I showered, watched the news and then headed out for a cappuccino and a dozen donuts (starve a cold, feed a fever). Three hours later, the sugar had worn off and I found myself waking up in a ditch with donut glaze in my hair and the Krispy Kreme logo tattooed on my ass.

I crawled out of the ditch and into the nearest Stop N' Go, where I bought a farting pig key chain, a No Fat Chicks trucker cap, a Reggae Fever CD and a Slurpee. Anxious to show my purchases to someone who could appreciate their worth, I headed over to my friend Paula's house. I found her in the front yard burying a body. After explaining to her that it's usually best to do this sort of thing in the neighbor's yard, under the cover of night, she pointed out that the skeleton bones were plastic and part of a Halloween display. I offered to help her but she declined stating that she was almost finished. However, she would appreciate my assistance with a little matter in the neighbor's yard... after dark.

After we played with my key chain for a bit, we decided to hit one of the costume shops in town.
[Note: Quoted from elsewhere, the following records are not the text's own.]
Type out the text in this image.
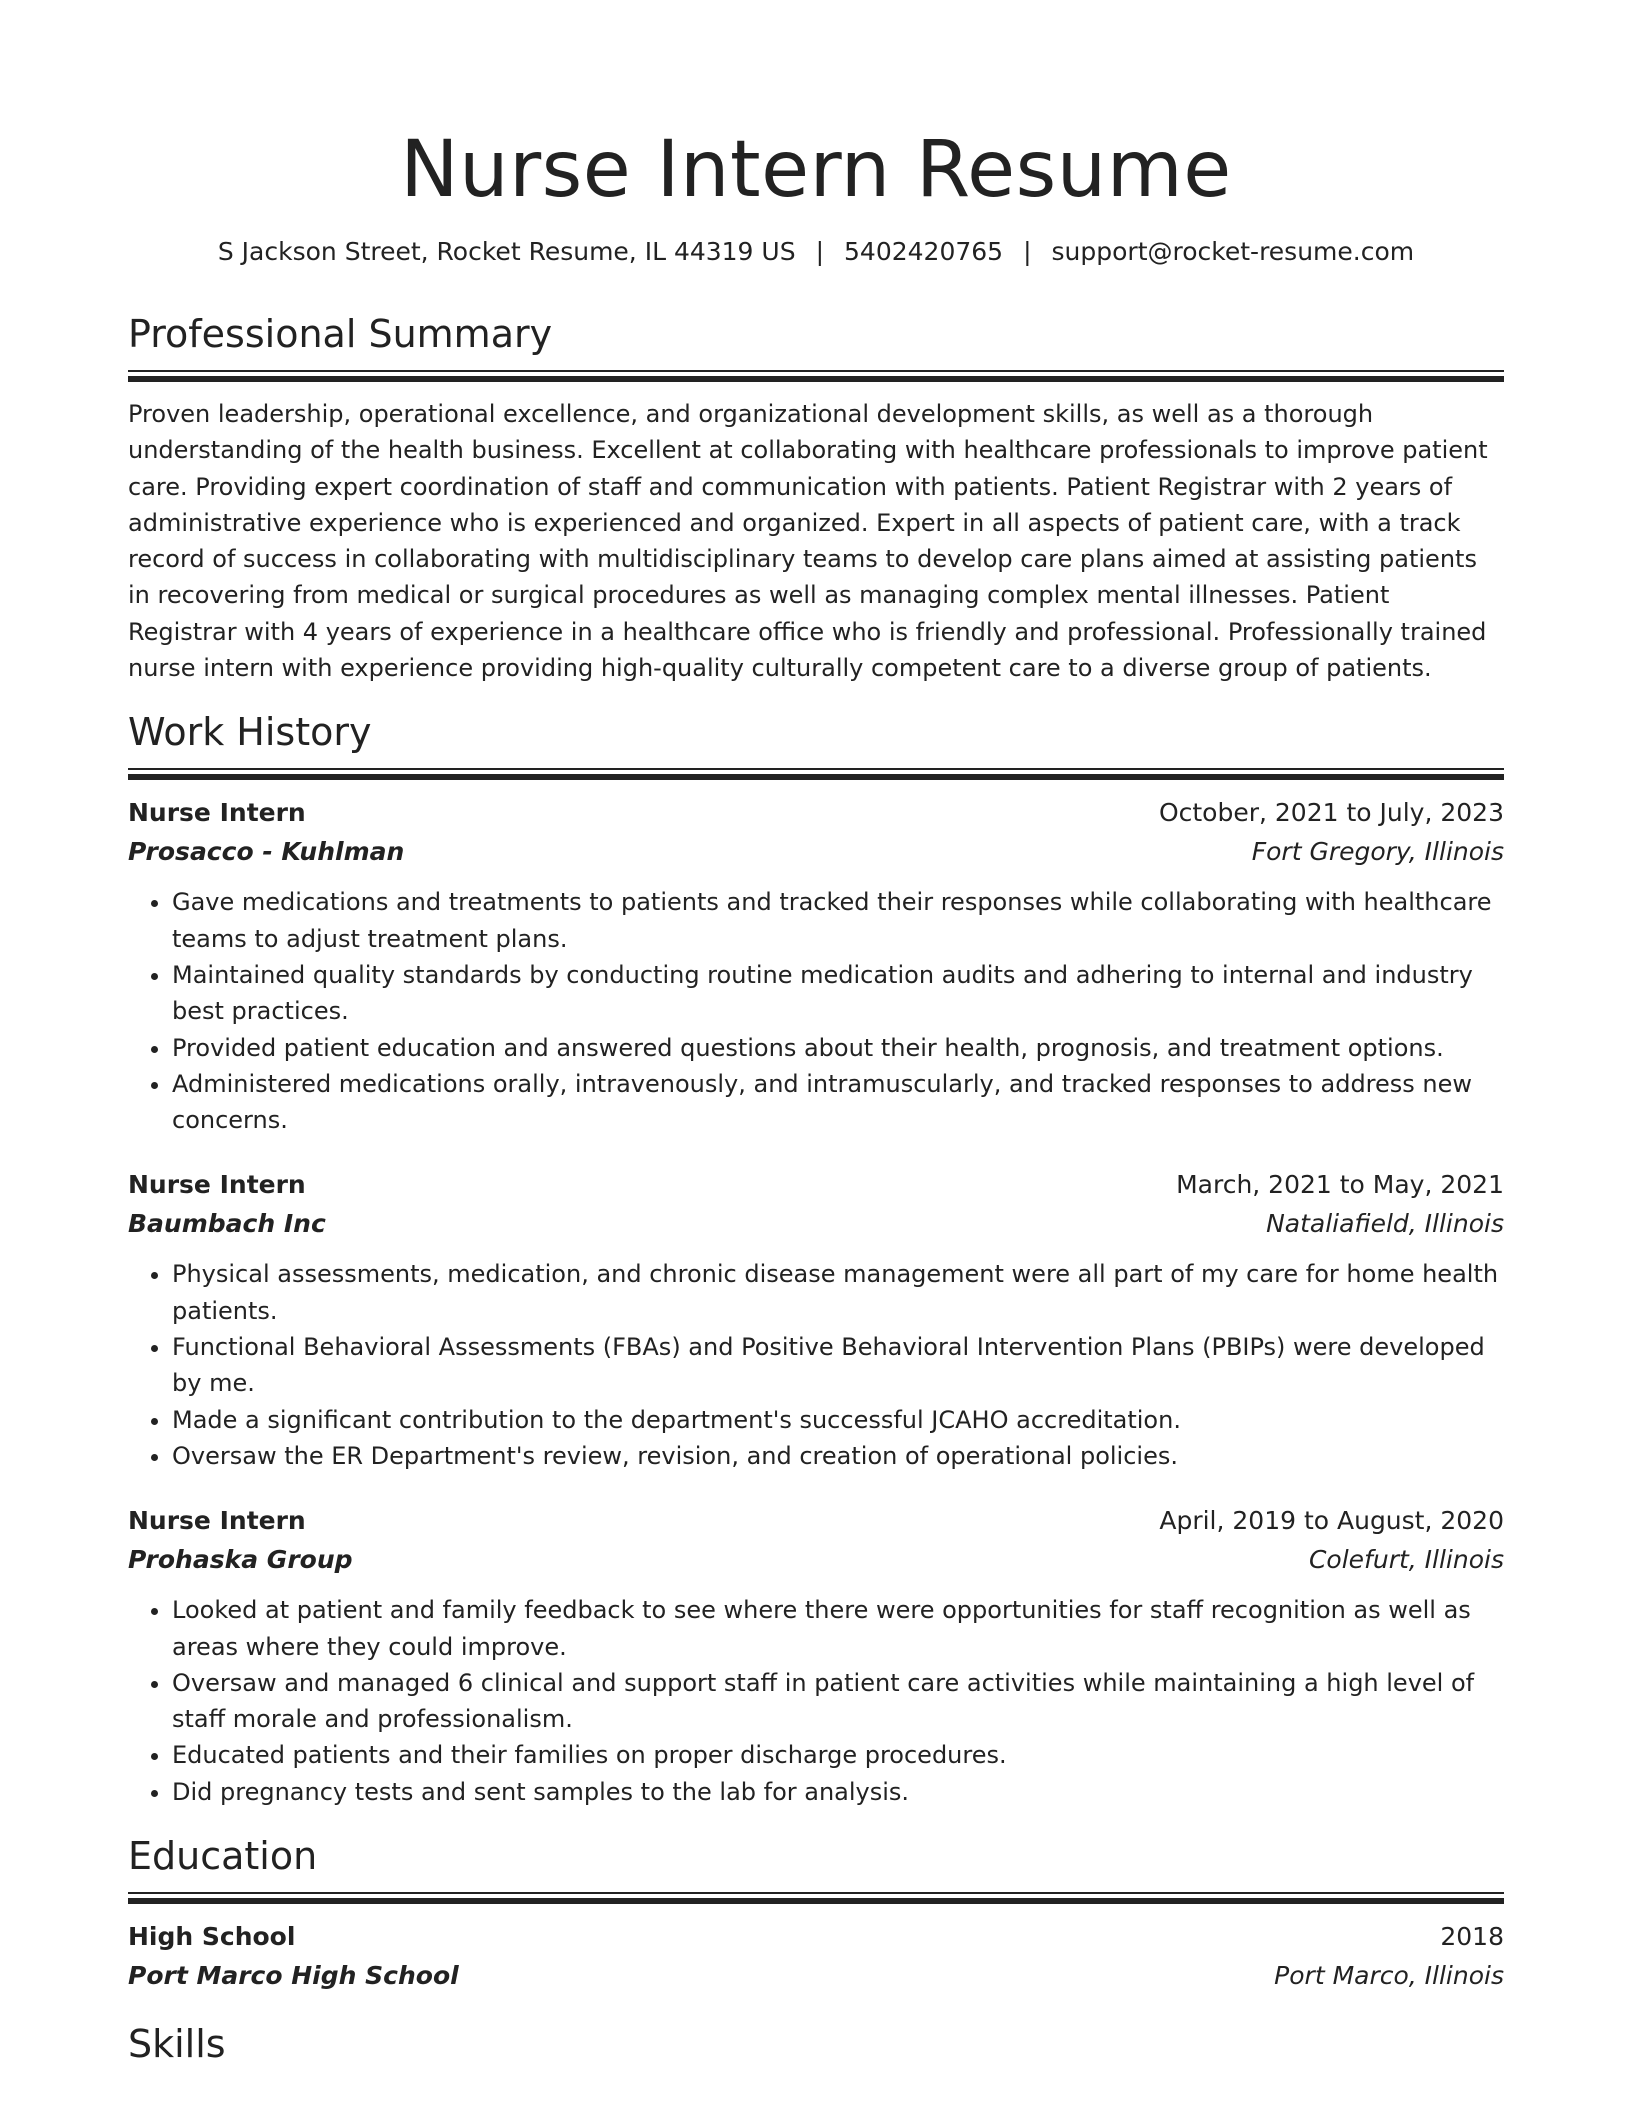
Nurse Intern Resume
S Jackson Street, Rocket Resume, IL 44319 US | 5402420765 | support@rocket-resume.com
Professional Summary

Proven leadership, operational excellence, and organizational development skills, as well as a thorough understanding of the health business. Excellent at collaborating with healthcare professionals to improve patient care. Providing expert coordination of staff and communication with patients. Patient Registrar with 2 years of administrative experience who is experienced and organized. Expert in all aspects of patient care, with a track record of success in collaborating with multidisciplinary teams to develop care plans aimed at assisting patients in recovering from medical or surgical procedures as well as managing complex mental illnesses. Patient Registrar with 4 years of experience in a healthcare office who is friendly and professional. Professionally trained nurse intern with experience providing high-quality culturally competent care to a diverse group of patients.

Work History
Nurse Intern	October, 2021 to July, 2023
Prosacco - Kuhlman	Fort Gregory, Illinois
• Gave medications and treatments to patients and tracked their responses while collaborating with healthcare teams to adjust treatment plans.
• Maintained quality standards by conducting routine medication audits and adhering to internal and industry best practices.
• Provided patient education and answered questions about their health, prognosis, and treatment options.
• Administered medications orally, intravenously, and intramuscularly, and tracked responses to address new concerns.
Nurse Intern	March, 2021 to May, 2021
Baumbach Inc	Nataliafield, Illinois
• Physical assessments, medication, and chronic disease management were all part of my care for home health patients.
• Functional Behavioral Assessments (FBAs) and Positive Behavioral Intervention Plans (PBIPs) were developed by me.
• Made a significant contribution to the department's successful JCAHO accreditation.
• Oversaw the ER Department's review, revision, and creation of operational policies.
Nurse Intern	April, 2019 to August, 2020
Prohaska Group	Colefurt, Illinois
• Looked at patient and family feedback to see where there were opportunities for staff recognition as well as areas where they could improve.
• Oversaw and managed 6 clinical and support staff in patient care activities while maintaining a high level of staff morale and professionalism.
• Educated patients and their families on proper discharge procedures.
• Did pregnancy tests and sent samples to the lab for analysis.
Education
High School	2018
Port Marco High School	Port Marco, Illinois
Skills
We spent the next few hours modeling every hat, wig and prop in the place. And... ummm... to the nerd in the Flash costume, we're sorry. No, not really.

Paula's costume:


And mine:



Saturday

Pulled my donut endorsed ass out of bed to drive to Palatka and go boating with Dwayne and his family.


We traveled the St.Johns up through Dunns Creek and out to Crescent Lake. On the way back through, we docked at Corky Bell's for some lunch.

Now it may come as quite the shock, but I tend to be a bit "difficult" on occasion. And one of those occasions is when I order food at a restaurant. I'm a very picky eater and if the food is not prepared just so, I won't touch it. And oddly enough, I won't return a dish to the kitchen either. I have a fear of what the staff will do to my entree once they hear of my displeasure. But seriously, when a diner makes the following statement: "I like my fish dry. When you've cooked it to the point that you feel it's lost all moisture, cook it 10 minutes more." don't just roll the Incredible Mr. Limpet into cornmeal and then toss him on my plate! Deep fry his bespectacled fishy behind to the point that a dust cloud poofs out when I take a bite.


Sunday

I woke up this morning on the floor, still wearing my devil horns, surrounded by empty candy wrappers. Last thing I remember from the night before was my holding a full bowl of Halloween candy and hearing the doorbell ring. I don't recall ever answering the passive aggressive threat from the Trick or Treater's outside. Nor do I know what happened to the metric ton of Hershey's Miniatures that were in the bowl. However, I strongly believe all these empty wrappers may hold the clue.

3 comments:

Vel said...

OMG, we've got ourselves a Sally:

But I'd like the pie heated and I don't want the ice cream on top, I want it on the side, and I'd like strawberry instead of vanilla if you have it, if not then no ice cream just whipped cream but only if it's real; if it's out of the can then nothing.

Susan said...

And my family thinks I'M picky! Bwahahahaha!!!!

Somehow...that devil costume is Soooooooooooo YOU!!! ROFL!!

Felicia said...

You devil you! What a cute pose, lol!